Open dazenhom opened 6 years ago
@dazenhom Hi, thanks for your notes. In this repo, using use_gst=False
doesn't mean the tacotron1 model. Google also has another paper, which uses reference encoder to do style and multi-speaker synthesis. You can found it at https://arxiv.org/abs/1803.09047.
@syang1993 Thanks for your reply, I took a mistake with Tacotron1 from your work. I shall find another version of Tacotron1 to run my test. Thanks anyway.
I have try “use_gst=False”, but it seems to be the same as tacotron1? Although the refnet_outputs will change, but the generated audio will hardly change with different reference audio.
@hyzhan In my experienc, maybe it's because of your data. If you use some expressive speakers as your trainning data and do the inference, the speech can be different(changed with the reference audio) . Otherwise, it can remain little different as you mentioned.
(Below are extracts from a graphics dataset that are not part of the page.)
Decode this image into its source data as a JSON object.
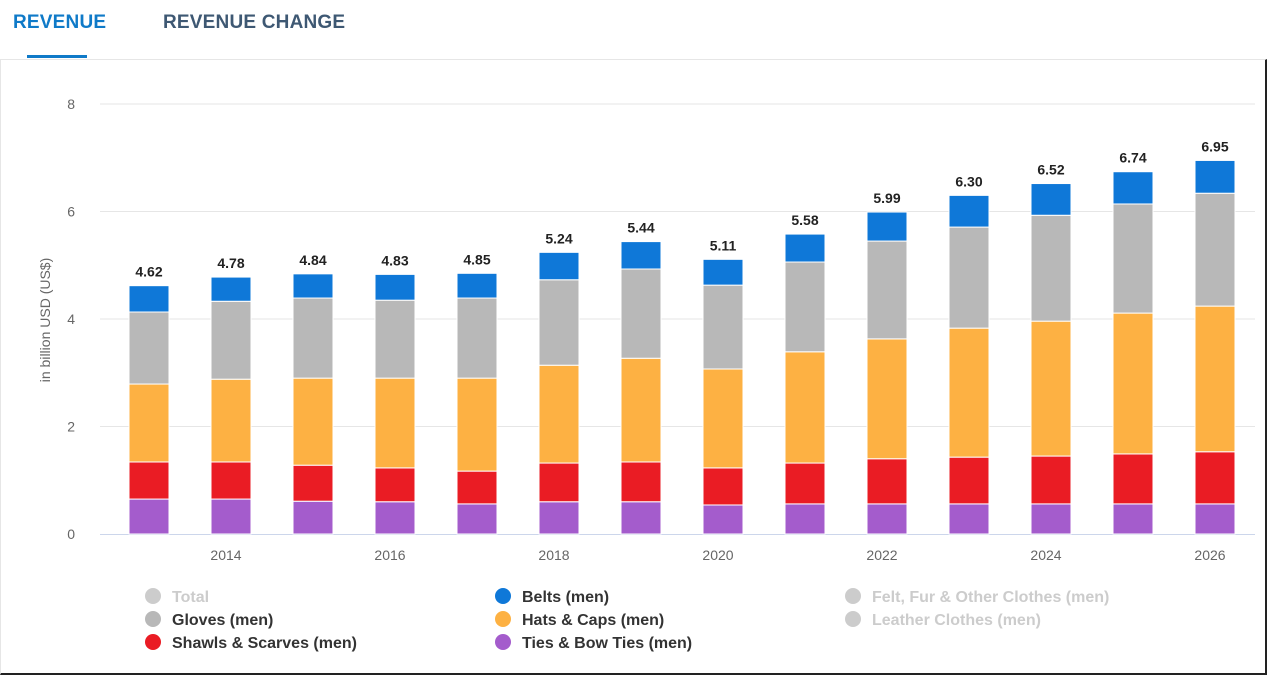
{
  "tabs": [
    {
      "label": "REVENUE",
      "active": true
    },
    {
      "label": "REVENUE CHANGE",
      "active": false
    }
  ],
  "chart_data": {
    "type": "bar",
    "stacked": true,
    "ylabel": "in billion USD (US$)",
    "ylim": [
      0,
      8
    ],
    "yticks": [
      0,
      2,
      4,
      6,
      8
    ],
    "xticks": [
      "2014",
      "2016",
      "2018",
      "2020",
      "2022",
      "2024",
      "2026"
    ],
    "categories": [
      "2013",
      "2014",
      "2015",
      "2016",
      "2017",
      "2018",
      "2019",
      "2020",
      "2021",
      "2022",
      "2023",
      "2024",
      "2025",
      "2026"
    ],
    "totals": [
      "4.62",
      "4.78",
      "4.84",
      "4.83",
      "4.85",
      "5.24",
      "5.44",
      "5.11",
      "5.58",
      "5.99",
      "6.30",
      "6.52",
      "6.74",
      "6.95"
    ],
    "grid": true,
    "legend_position": "bottom",
    "series": [
      {
        "name": "Ties & Bow Ties (men)",
        "color": "#a45ccc",
        "values": [
          0.65,
          0.65,
          0.61,
          0.6,
          0.56,
          0.6,
          0.6,
          0.54,
          0.56,
          0.56,
          0.56,
          0.56,
          0.56,
          0.56
        ]
      },
      {
        "name": "Shawls & Scarves (men)",
        "color": "#ea1c24",
        "values": [
          0.69,
          0.69,
          0.67,
          0.63,
          0.61,
          0.72,
          0.74,
          0.69,
          0.76,
          0.84,
          0.87,
          0.89,
          0.93,
          0.97
        ]
      },
      {
        "name": "Hats & Caps (men)",
        "color": "#fdb143",
        "values": [
          1.45,
          1.54,
          1.62,
          1.67,
          1.73,
          1.82,
          1.93,
          1.84,
          2.07,
          2.23,
          2.4,
          2.51,
          2.62,
          2.71
        ]
      },
      {
        "name": "Gloves (men)",
        "color": "#b8b8b8",
        "values": [
          1.34,
          1.45,
          1.49,
          1.45,
          1.49,
          1.59,
          1.66,
          1.56,
          1.67,
          1.82,
          1.88,
          1.97,
          2.03,
          2.1
        ]
      },
      {
        "name": "Belts (men)",
        "color": "#0f78d8",
        "values": [
          0.49,
          0.45,
          0.45,
          0.48,
          0.46,
          0.51,
          0.51,
          0.48,
          0.52,
          0.54,
          0.59,
          0.59,
          0.6,
          0.61
        ]
      }
    ],
    "legend": [
      {
        "name": "Total",
        "color": "#cccccc",
        "enabled": false
      },
      {
        "name": "Belts (men)",
        "color": "#0f78d8",
        "enabled": true
      },
      {
        "name": "Felt, Fur & Other Clothes (men)",
        "color": "#cccccc",
        "enabled": false
      },
      {
        "name": "Gloves (men)",
        "color": "#b8b8b8",
        "enabled": true
      },
      {
        "name": "Hats & Caps (men)",
        "color": "#fdb143",
        "enabled": true
      },
      {
        "name": "Leather Clothes (men)",
        "color": "#cccccc",
        "enabled": false
      },
      {
        "name": "Shawls & Scarves (men)",
        "color": "#ea1c24",
        "enabled": true
      },
      {
        "name": "Ties & Bow Ties (men)",
        "color": "#a45ccc",
        "enabled": true
      }
    ]
  }
}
Thanks for your great work, but I found that if I set the hyperparameter
use_gst=False
and run, it seemed different from my understanding of Tacotron1. The tacotron.py code is part of here.Original Tacotron1 code shoudn't train with the reference encoder part right? However, your code pass the non-gst mode data into a
reference_encoder
, which sounds strange ? Maybe we can exchange the twoIF
condition codes to make it correct.THANKS